The death of Miroslav Gerasymovych, Ukrainian poet and soldier, is a cry that resounds in the heart of our continent. Fallen on 29 November 2024 in the Donetsk region, a few days before his 57th birthday, Myroslav chose to embody the fate that poets often sing about, but rarely live. His is a story intertwined with that of a Europe that, amidst the rubble of an absurd conflict, struggles to remember that it is a dream, a utopia, a novel.

“On this earth, young and old,
each of us will die one day.
Therefore consider it fortunate
If you have met your death,
In battle for the ashes of your ancestors,
The smoke of the native altars.”

Miroslav Gerasymovych


A poet in the heart of war

Born in Lutsk in 1967, raised amidst the long shadows of the Soviet Union and the first lights of an independent Ukraine, Gerasymovych lived as a man who never allowed himself the luxury of indifference. A journalism graduate from Kyiv, a polished writer and screenwriter, he turned words into a weapon and refuge.

With the outbreak of war, Myroslav made a radical choice: he stopped narrating Ukraine in order to defend it. Not with metaphors, but with his body, with hands that until then had only caressed pens and papers.

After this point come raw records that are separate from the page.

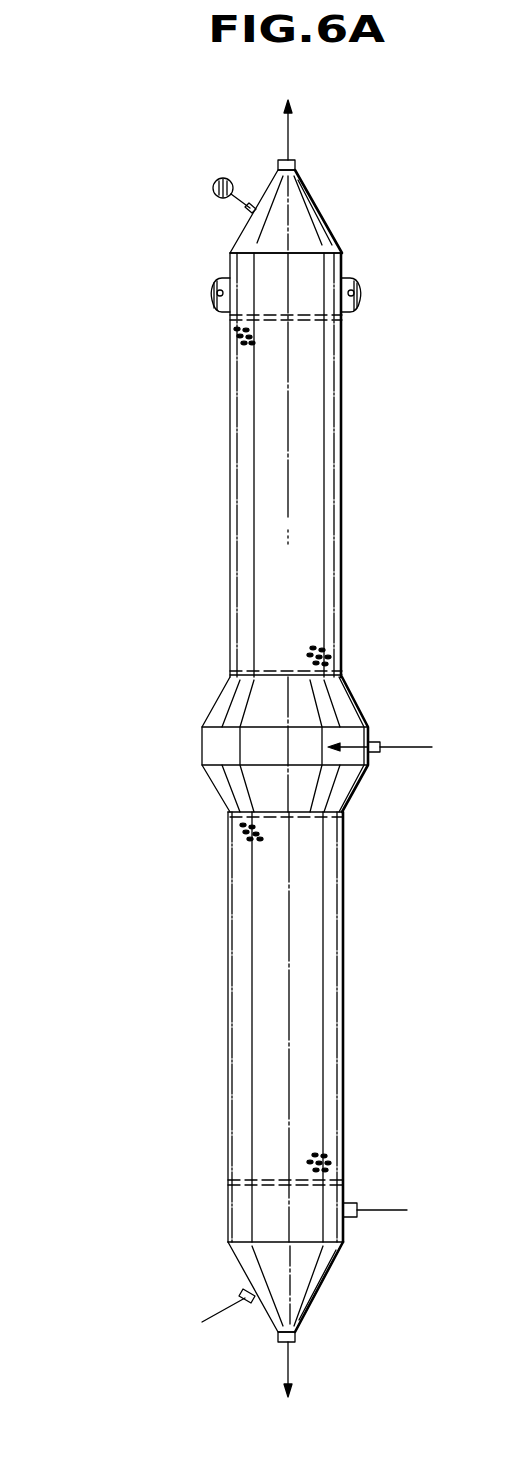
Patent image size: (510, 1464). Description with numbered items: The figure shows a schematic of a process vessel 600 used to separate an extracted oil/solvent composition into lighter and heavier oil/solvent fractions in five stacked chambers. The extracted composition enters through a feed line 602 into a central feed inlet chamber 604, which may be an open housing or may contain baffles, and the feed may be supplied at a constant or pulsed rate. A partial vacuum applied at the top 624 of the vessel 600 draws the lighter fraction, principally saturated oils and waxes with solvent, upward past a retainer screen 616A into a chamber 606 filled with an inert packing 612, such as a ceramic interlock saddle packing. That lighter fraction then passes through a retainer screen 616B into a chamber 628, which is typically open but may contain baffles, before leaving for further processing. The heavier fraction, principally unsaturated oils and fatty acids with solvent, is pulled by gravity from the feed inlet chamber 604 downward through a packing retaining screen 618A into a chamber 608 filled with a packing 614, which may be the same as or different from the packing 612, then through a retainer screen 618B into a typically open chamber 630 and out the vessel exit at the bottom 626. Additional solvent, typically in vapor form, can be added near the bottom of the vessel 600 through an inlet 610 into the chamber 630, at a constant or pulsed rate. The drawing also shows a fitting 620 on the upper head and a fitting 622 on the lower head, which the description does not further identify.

The process vessel 600 is at (104, 462).
The feed line 602 is at (400, 750).
The central feed inlet chamber 604 is at (236, 757).
The upper packed chamber 606 is at (240, 447).
The lower packed chamber 608 is at (247, 1018).
The solvent inlet 610 is at (385, 1213).
The packing 612 is at (238, 336).
The packing 614 is at (241, 838).
The retainer screen 616A is at (345, 686).
The retainer screen 616B is at (343, 327).
The packing retaining screen 618A is at (325, 818).
The retainer screen 618B is at (345, 1187).
The top instrument fitting 620 is at (216, 180).
The bottom side fitting 622 is at (224, 1318).
The top of vessel 624 is at (290, 133).
The vessel exit 626 is at (290, 1365).
The upper open chamber 628 is at (320, 278).
The lower open chamber 630 is at (267, 1216).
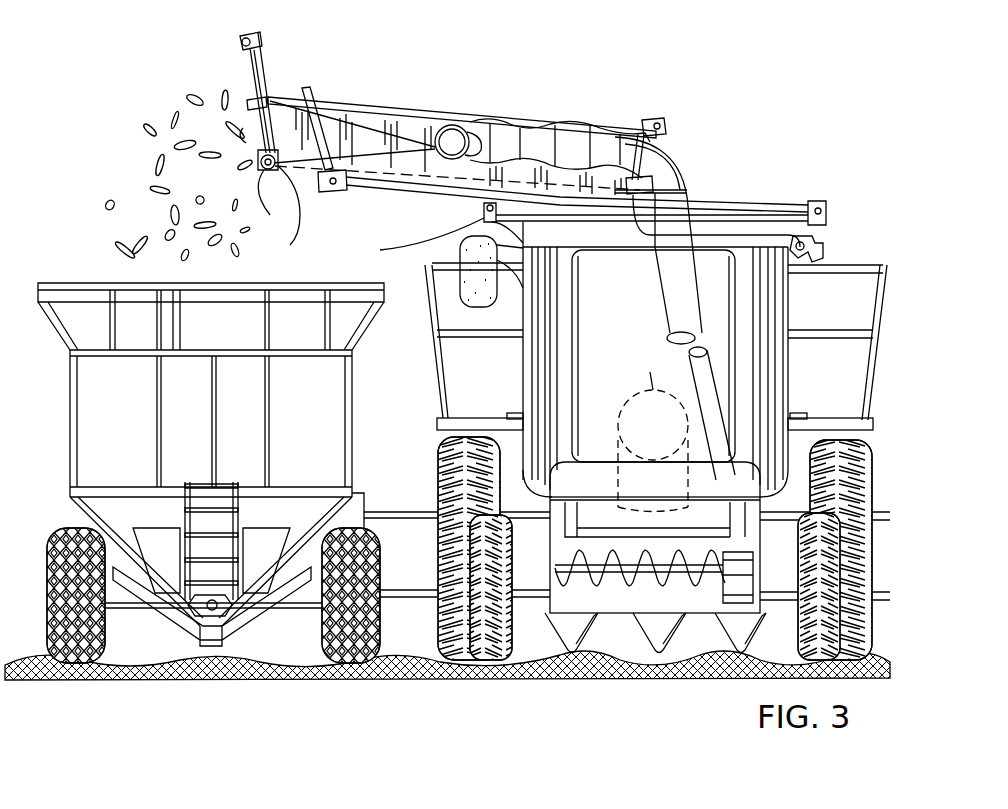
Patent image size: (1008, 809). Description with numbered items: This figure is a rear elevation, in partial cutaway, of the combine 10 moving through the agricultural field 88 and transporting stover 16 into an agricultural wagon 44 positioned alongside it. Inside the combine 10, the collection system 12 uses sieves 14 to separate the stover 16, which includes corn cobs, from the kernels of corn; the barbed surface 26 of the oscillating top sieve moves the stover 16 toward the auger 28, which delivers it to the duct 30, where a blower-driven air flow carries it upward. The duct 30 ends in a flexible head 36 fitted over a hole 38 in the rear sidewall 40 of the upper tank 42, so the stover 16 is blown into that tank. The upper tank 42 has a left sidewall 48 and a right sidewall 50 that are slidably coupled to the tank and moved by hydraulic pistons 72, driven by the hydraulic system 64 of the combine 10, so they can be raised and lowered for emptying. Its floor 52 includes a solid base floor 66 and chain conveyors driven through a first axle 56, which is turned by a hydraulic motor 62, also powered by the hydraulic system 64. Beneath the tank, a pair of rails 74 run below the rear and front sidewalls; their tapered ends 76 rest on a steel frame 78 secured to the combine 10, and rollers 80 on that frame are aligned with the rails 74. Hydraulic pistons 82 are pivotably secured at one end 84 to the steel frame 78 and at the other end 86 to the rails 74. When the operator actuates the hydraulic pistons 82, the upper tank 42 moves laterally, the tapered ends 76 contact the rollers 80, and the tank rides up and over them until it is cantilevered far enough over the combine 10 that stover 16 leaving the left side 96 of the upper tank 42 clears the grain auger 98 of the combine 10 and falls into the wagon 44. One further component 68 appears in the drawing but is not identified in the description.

The combine 10 is at (215, 195).
The collection system 12 is at (565, 635).
The sieves 14 is at (648, 372).
The stover 16 is at (138, 215).
The barbed surface 26 is at (613, 575).
The auger 28 is at (612, 560).
The duct 30 is at (670, 292).
The flexible head 36 is at (465, 125).
The hole 38 is at (535, 128).
The rear sidewall 40 is at (420, 120).
The upper tank 42 is at (585, 118).
The agricultural wagon 44 is at (425, 262).
The left sidewall 48 is at (252, 70).
The right sidewall 50 is at (645, 118).
The floor 52 is at (352, 45).
The first axle 56 is at (262, 170).
The hydraulic motor 62 is at (275, 172).
The hydraulic system 64 is at (823, 246).
The base floor 66 is at (295, 250).
The clamp 68 is at (648, 183).
The hydraulic pistons 72 is at (252, 104).
The rails 74 is at (400, 195).
The tapered ends 76 is at (365, 110).
The steel frame 78 is at (633, 240).
The rollers 80 is at (392, 249).
The hydraulic pistons 82 is at (742, 200).
The one end 84 is at (826, 212).
The other end 86 is at (345, 155).
The agricultural field 88 is at (665, 628).
The left side 96 is at (245, 133).
The grain auger 98 is at (460, 255).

He volunteered in 2022, leaving a life of pages and silences to immerse himself in the din of bombs. But he never stopped writing.

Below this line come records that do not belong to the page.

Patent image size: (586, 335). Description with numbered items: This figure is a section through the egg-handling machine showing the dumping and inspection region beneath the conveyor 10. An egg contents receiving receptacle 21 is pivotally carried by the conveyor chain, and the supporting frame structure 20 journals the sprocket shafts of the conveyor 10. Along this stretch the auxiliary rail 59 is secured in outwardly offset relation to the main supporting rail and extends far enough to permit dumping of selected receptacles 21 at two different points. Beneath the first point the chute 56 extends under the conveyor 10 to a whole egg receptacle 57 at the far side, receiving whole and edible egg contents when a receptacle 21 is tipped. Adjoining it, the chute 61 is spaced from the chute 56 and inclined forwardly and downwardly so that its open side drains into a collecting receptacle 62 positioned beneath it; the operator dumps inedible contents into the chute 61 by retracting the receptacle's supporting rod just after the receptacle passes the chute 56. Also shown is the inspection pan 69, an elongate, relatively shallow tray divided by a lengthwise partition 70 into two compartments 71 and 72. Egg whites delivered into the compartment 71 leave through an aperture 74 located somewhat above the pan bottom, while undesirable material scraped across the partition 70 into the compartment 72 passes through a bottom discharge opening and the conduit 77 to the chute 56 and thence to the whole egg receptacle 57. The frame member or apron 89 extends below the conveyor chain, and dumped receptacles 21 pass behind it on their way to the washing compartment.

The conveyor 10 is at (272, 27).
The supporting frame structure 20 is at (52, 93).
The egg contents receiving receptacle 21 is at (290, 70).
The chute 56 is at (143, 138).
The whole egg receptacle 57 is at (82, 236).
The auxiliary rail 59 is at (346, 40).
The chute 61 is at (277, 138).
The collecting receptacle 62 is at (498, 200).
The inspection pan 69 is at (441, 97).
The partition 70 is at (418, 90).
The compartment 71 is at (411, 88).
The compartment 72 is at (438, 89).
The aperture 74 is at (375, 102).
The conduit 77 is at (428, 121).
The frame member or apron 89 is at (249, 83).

His poems, born in the trenches, were not a simple war diary: they were songs of liberation, verses that recounted the sacrifice of an entire nation against the invader, turning pain and blood into hope. Myroslav spoke to the whole world, with the voice of one who knows that freedom is built in the mud and among ruins, and that poetry can be a sharper sword than any weapon.

A European Hero

Gerasymovych died in Donetsk, but his soul belongs to the whole of Europe. Because Europe, if it still has meaning, owes it to men like him: men who choose to believe in something greater than their time, their land, even their lives. His battle was not just for Ukraine, but for that fragile and sublime idea of freedom that spans the centuries and unites our diversity.

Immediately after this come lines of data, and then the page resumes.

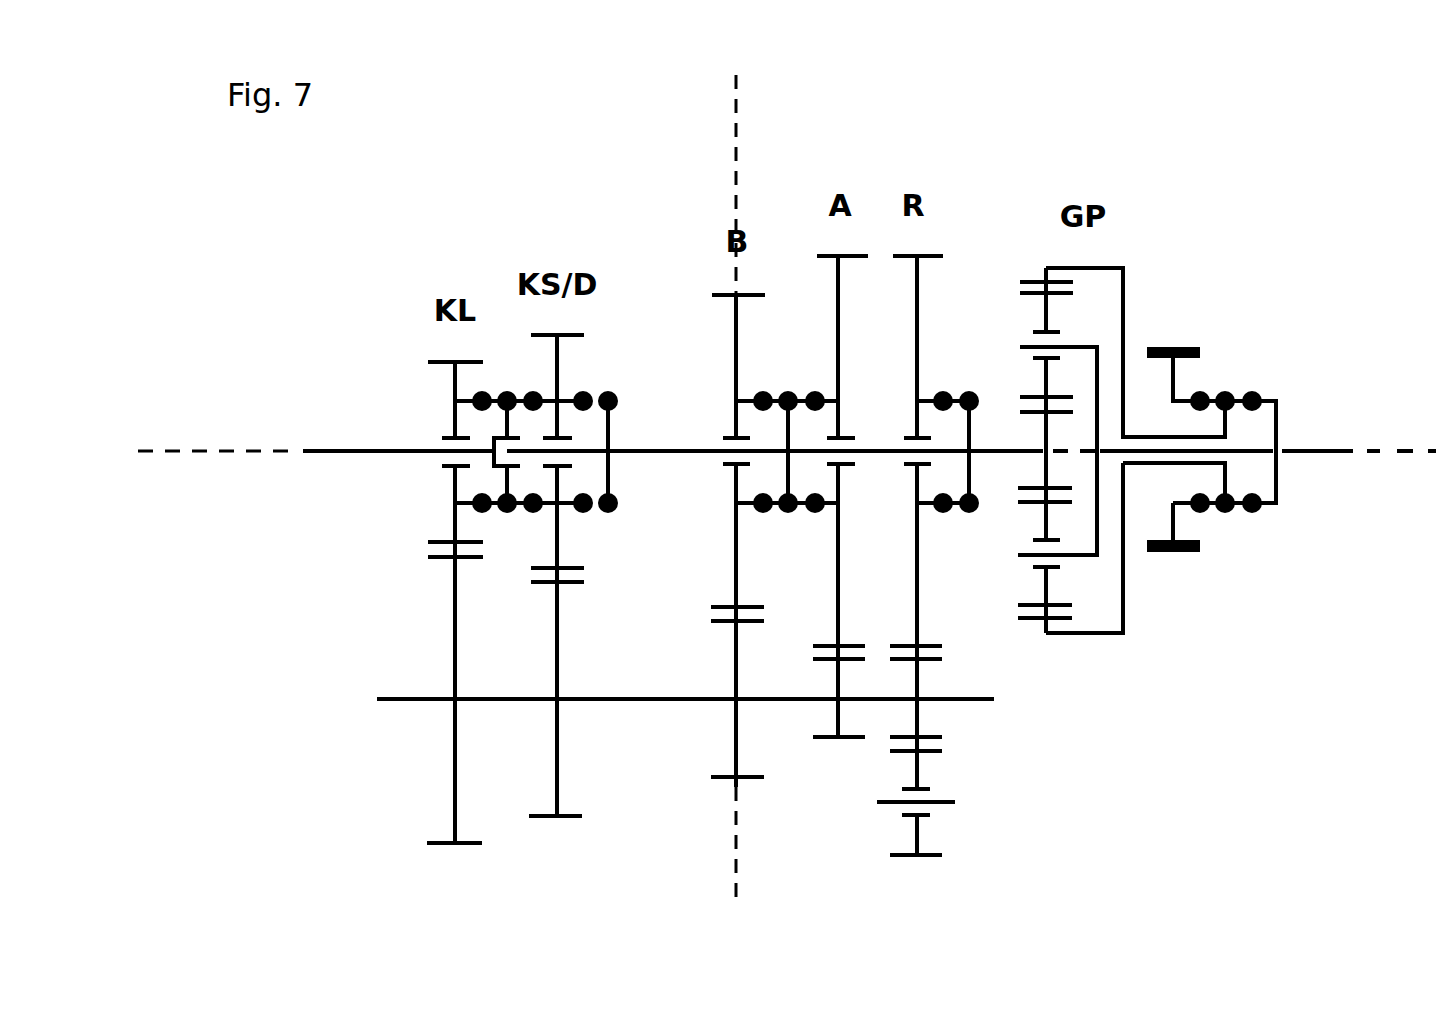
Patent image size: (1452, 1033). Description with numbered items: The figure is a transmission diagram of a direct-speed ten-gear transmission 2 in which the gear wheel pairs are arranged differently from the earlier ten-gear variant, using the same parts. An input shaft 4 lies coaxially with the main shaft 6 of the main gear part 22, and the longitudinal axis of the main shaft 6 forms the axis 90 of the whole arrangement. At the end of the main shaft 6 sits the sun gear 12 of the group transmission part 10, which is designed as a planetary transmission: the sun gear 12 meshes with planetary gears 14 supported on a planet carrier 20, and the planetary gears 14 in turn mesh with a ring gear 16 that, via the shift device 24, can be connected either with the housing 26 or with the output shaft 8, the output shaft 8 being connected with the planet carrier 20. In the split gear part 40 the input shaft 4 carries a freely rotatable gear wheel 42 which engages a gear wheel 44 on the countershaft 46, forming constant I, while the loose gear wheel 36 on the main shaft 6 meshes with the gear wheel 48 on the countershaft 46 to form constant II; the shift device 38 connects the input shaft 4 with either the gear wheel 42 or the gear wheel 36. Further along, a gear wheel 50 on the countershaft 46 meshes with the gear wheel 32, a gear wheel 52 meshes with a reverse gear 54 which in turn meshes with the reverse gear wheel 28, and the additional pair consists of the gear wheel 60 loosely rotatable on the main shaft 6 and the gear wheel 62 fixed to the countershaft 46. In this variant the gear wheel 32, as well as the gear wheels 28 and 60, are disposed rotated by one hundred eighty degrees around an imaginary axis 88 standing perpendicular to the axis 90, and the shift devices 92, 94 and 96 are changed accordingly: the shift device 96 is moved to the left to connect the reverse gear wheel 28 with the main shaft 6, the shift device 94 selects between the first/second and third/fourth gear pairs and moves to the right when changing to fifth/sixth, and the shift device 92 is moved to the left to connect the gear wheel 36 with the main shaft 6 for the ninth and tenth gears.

The transmission 2 is at (336, 338).
The input shaft 4 is at (350, 455).
The main shaft 6 is at (694, 443).
The output shaft 8 is at (1318, 453).
The group transmission part 10 is at (1078, 130).
The sun gear 12 is at (1048, 473).
The planetary gears 14 is at (1046, 318).
The ring gear 16 is at (1043, 633).
The planet carrier 20 is at (1098, 367).
The main gear part 22 is at (828, 120).
The shift device 24 is at (1227, 510).
The housing 26 is at (1177, 378).
The reverse gear wheel 28 is at (918, 312).
The gear wheel 32 is at (733, 348).
The gear wheel 36 is at (560, 355).
The shift device 38 is at (507, 503).
The split gear part 40 is at (508, 128).
The gear wheel 42 is at (458, 382).
The gear wheel 44 is at (450, 753).
The countershaft 46 is at (397, 704).
The gear wheel 48 is at (552, 764).
The gear wheel 50 is at (737, 750).
The gear wheel 52 is at (920, 685).
The reverse gear 54 is at (920, 772).
The gear wheel 60 is at (838, 312).
The gear wheel 62 is at (838, 740).
The imaginary axis 88 is at (735, 187).
The axis 90 is at (256, 442).
The shift device 92 is at (608, 503).
The shift device 94 is at (788, 503).
The shift device 96 is at (969, 503).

His poems were a manifesto of resistance and a call to memory. Each of his verses knew how to transform conflict into an act of collective redemption, a struggle not only for Ukraine but for that universal idea of human dignity that is at the very heart of the European dream.

Europe as a novel

Europe must stop thinking of itself as a geography or a bureaucracy. It must become a narrative, an interweaving of stories, a mosaic of characters and destinies converging in a single dream. Myroslav Gerasymovych is the symbol of this. His life and his death tell us that Europe is a poetic, not a political project. It is the desire of men and women to live united while remaining different, to build an invisible cathedral made of words, gestures and ideals.

If we do not learn to narrate Europe, we will lose it. Because only narratives survive wars, crises, disappointments. And poets are the keepers of these tales, the visionaries who see beyond the fog of the present.

The future belongs to those who imagine it

Today, we mourn Myroslav Gerasymovych as a European hero. But tomorrow, we must reap his legacy. His death calls us to imagine a future in which Europe will no longer be an empty word, but a living poem. And that future begins now, with the courage of those who, like him, believe that beauty and freedom are worth every sacrifice.

Myroslav recounted the war in his verses. The mud of the trenches, the fear of the night, the pain of losses became living matter in his hands, words that could redeem and unite. There was an awareness in him that the fight for freedom belongs not only to soldiers, but also to those who, like poets, can see beyond it.

Europe, in the end, will or will not be. It depends on us. It depends on who will have the courage to tell it as Myroslav Gerasymovych experienced it: with a pen in one hand and a rifle in the other. Because Europe is not just a place. It is an idea. It is a story. It is a dream that we must learn to dream again.